Incorporating metrics and other data into Risk & Controls self-assessment process


May 27, 2021

The Risk & Control Self-Assessment (RCSA) process, as described in Part 1 of this blog series, is regarded as best practice by risk management professionals and regulators alike. However, it is a process that is often subject to criticism.

The main points of criticism relate to the quality of both the process and the output. Many argue that the subjective nature of a typical Risk & Control Self-Assessment (RCSA) process results in poor quality risk-based management information, alack of support and buy-in from management, and inherent human biases and other inaccuracies becoming embedded within the process, further damaging buy-in and quality.

To help address some of these often-identified issues, we suggest that firms seek to build out a risk management framework that is specifically designed to generate data the assessment of risk severity and control effectiveness.

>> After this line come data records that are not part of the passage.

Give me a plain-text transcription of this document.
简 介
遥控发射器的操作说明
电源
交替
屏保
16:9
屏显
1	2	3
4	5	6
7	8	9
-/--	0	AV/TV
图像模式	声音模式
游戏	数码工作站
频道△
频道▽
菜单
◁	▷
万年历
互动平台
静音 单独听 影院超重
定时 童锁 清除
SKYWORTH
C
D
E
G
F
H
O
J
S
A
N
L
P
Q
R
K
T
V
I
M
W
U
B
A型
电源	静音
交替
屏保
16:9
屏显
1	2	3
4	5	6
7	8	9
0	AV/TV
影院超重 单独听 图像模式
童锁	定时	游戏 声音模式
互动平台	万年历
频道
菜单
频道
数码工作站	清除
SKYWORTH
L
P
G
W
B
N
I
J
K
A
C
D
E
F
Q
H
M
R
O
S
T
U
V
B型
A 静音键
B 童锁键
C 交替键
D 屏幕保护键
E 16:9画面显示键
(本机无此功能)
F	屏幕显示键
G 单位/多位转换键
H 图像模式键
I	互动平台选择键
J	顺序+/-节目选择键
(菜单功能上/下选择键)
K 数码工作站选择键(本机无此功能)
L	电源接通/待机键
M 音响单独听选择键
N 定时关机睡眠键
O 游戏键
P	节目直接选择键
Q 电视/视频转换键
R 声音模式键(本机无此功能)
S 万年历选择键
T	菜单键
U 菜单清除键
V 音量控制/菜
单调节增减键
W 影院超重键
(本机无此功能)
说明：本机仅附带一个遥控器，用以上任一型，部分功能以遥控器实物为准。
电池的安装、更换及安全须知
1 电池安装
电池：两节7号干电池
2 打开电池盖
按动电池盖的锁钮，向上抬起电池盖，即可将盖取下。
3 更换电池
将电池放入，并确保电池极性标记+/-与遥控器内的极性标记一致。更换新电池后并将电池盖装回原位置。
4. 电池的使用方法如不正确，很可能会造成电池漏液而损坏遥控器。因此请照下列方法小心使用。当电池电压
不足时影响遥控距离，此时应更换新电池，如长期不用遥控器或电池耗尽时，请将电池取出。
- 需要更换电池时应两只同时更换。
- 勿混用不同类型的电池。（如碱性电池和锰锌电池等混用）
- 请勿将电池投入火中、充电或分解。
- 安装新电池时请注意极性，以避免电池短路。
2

Three important datasets that firms should build are: 1) metrics data, 2) risk events data and 3) risk and controls data.


Building out a suite of metrics as part of a risk management framework is an essential part of building a data set that can support better decision-making within the Risk& Control Self-Assessment (RCSA) process, and ultimately lead to better assessments.

We recommend that firms implement a suite of balanced and comprehensive metrics, which including,

  • Key Performance Indicators (KPIs) – use KPIs to indicate the current levels of performance within the firm, how performance is changing over time and where issues are emerging. Typically, KPIs are linked to various business outcomes, including Objectives, Processes, Initiatives,Systems etc.
  • Key Risk Indicator (KRIs) – use KRIs to indicate the current risk severity levels, how it is changing over time and where issues are emerging.  
  • Key Control Indicator (KCIs) – use KCIs to indicate the current levels of control effectiveness, how it is changing overtime and where issues are emerging.  

Within the Risk& Control Self-Assessment (RCSA) process, those undertaking assessment should review metrics dashboards and data ahead of making assessments. In particular, consider the relationships between different metrics and view the‘story’ emerging from the metrics data. Metric data can also be used to challenge and validate risk and control assessments.

Risk Events (Incident)

Whereas metrics indicate the level of risk and control effectiveness and related changes, Risk Events provide a picture of what risks have actually crystallised within a period of time.

By systematically capturing risk events, mapping them into the risk management framework,analysing to identify root causes, and generating actionable insights, firms can drive continuous improvements to their risk management framework. They can also create information and insights that can play an essential role in the Risk & Control Self-Assessment (RCSA) process.

The real value of building datasets around metrics and risk events is it enables firms to generate more profound insights into their levels of risk and control effectiveness by overlaying this data with historical risk and control effectiveness assessment. This will create insights into the accuracy of historical assessments; it will enable correlations to be identified within the data. It would help answer questions about the quality of the risk management,the quality of the data generated via the framework and therefore, how much weight should this data be given in decision-making.

Key questions that one should seek to answer include;

  • Historically have your forward-looking metrics provided valid insights to your levels of risk and control effectiveness?
  • Historically, what is the correlation between your metrics, risk events, control effectiveness, and risk assessments?
  • What is the strength of the relationship between residual risk levels and the effectiveness of controls?
  • An important question that many risk management frameworks are not designed to answer but should be is; what is the relationship between control effectiveness, levels of risk-taking, and the operational and strategic performance of the firm?

A well designed Risk Management framework will provide the datasets and the risk-based management information and insights to support high-quality conversations and decision-making within the Risk & Control Self-Assessment (RCSA) process.

Many of the criticism levelled at the Risk & Control Self-Assessment (RCSA) process can be addressed by bringing together the subjective, expert opinion input, which can be validated or challenged by systematically curated data and insightful analysis. If there is no clear story emerging from your Risk & Control Self-Assessment (RCSA) process supported by expert opinion and data, then there is further work to do.